Now that HL Ghant guided us toward enlightenment, such a library of management literature has been written on how to manage projects. Indeed, Project Management is a full-fledged discipline in itself, deserving of a separate academic degree for those who pursue it as a career and profession. More powerful models have evolved in the past few decades, which strive to capture the complexity of human endeavor and track and monitor its progress. The Ghant Chart continues to be used in some avatar or the other in all such models. And for simple projects, The project schedule is the solution.

A Ghant Chart is a graphical depiction of work effort as pieces of work over time. It helps organization and monitoring of project development and resource distribution. the left-most side of the Ghant Diagram flows a series with the WBS (essentially, a list of tasks). The chart component shows time succession, conveyed either absolutely or relatively.

As you make a Ghant Diagram, each task fills one horizontal line of data. Calendar segments are shown at the top, incremented as appropriate for the size of the Ghant under review. Rows of bars within the Ghant Chart present the begin and finish times of each piece of effort in the chart. may appear concurrently, sequentially, and staggered.

Practically every project planning and scheduling software (like VisionProject) facilitates project management based on Ghant diagram representation of project workflow.

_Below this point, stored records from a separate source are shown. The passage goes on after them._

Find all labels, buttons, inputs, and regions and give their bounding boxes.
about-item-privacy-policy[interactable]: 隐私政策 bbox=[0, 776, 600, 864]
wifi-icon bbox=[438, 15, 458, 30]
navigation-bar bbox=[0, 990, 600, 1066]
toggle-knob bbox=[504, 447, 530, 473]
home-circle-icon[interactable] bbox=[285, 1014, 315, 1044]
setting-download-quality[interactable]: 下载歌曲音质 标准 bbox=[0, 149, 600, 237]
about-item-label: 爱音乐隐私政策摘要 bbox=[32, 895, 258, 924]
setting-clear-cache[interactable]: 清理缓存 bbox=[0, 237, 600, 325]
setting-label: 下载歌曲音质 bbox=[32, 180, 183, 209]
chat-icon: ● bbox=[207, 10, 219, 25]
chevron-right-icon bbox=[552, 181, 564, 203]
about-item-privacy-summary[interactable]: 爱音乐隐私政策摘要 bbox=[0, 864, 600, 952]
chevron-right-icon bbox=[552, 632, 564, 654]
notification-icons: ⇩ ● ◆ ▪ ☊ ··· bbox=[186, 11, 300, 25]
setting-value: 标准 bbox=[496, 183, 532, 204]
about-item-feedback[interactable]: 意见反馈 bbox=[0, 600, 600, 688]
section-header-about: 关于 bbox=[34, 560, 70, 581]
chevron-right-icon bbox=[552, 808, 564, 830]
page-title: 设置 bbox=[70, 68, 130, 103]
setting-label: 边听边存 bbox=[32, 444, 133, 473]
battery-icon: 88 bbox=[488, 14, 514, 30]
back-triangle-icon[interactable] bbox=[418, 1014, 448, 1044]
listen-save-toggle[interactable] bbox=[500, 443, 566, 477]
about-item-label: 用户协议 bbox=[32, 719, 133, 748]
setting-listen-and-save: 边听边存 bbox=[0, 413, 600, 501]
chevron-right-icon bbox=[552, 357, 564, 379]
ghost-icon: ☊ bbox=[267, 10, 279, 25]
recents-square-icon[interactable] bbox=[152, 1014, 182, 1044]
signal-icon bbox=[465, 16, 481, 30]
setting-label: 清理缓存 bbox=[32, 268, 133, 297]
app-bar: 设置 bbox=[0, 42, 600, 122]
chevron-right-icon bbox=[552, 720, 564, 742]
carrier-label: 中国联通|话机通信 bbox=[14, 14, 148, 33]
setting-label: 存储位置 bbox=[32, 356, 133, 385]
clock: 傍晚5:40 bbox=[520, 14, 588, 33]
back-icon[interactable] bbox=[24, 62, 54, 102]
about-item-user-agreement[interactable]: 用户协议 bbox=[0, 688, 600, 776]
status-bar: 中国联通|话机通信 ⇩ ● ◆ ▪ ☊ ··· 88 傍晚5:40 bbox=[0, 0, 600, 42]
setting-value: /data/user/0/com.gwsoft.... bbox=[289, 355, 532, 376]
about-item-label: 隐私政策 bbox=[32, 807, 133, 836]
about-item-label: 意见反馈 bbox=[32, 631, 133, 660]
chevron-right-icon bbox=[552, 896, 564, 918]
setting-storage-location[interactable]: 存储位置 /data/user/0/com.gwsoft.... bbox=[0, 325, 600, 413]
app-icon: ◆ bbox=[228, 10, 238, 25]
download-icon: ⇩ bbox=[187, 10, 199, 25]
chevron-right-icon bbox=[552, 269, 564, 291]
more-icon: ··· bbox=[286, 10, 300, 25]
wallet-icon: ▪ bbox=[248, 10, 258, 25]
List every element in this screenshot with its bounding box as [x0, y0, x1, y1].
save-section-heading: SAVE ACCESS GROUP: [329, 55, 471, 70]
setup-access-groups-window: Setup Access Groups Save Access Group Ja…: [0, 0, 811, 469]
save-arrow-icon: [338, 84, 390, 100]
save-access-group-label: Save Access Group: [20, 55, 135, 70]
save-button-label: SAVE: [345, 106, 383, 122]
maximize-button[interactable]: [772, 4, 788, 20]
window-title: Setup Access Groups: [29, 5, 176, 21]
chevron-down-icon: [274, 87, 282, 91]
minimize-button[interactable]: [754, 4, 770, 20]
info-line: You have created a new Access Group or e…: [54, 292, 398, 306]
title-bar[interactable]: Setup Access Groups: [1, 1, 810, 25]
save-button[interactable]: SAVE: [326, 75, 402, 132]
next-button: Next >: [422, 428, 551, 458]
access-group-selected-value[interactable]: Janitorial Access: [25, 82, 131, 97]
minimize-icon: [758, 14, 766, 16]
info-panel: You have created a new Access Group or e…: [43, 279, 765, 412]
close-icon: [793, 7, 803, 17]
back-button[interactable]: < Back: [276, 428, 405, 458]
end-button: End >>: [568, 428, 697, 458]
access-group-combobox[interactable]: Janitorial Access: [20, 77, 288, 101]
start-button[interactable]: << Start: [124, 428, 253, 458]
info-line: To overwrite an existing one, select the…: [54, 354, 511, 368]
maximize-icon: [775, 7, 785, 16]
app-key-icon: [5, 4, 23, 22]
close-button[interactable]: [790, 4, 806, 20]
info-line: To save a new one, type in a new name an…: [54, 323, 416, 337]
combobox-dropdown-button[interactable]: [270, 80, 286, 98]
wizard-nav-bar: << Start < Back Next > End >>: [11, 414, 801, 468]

These tools provide a number of tools for managers to start, track and report projects.

 

Ghant Sample image

Sample Ghant Chart

History of the Ghant Diagram

The Ghant Chart was created by HL Ghant, an American engineer, in 1917. HL Ghant innovated the prototype of the Ghant chart for ship-building around World War I. His eponymous tool wound up being so powerful and useful that it has stayed the same for nearly a century. Ultimately, in the early 90's when the Ghant Diagram was improved to add task link lines.

 

Ghant Charting Tip:

On massive projects, tasks with quite a few internal subtasks can be split into constituent Ghant Charts to improve legibility.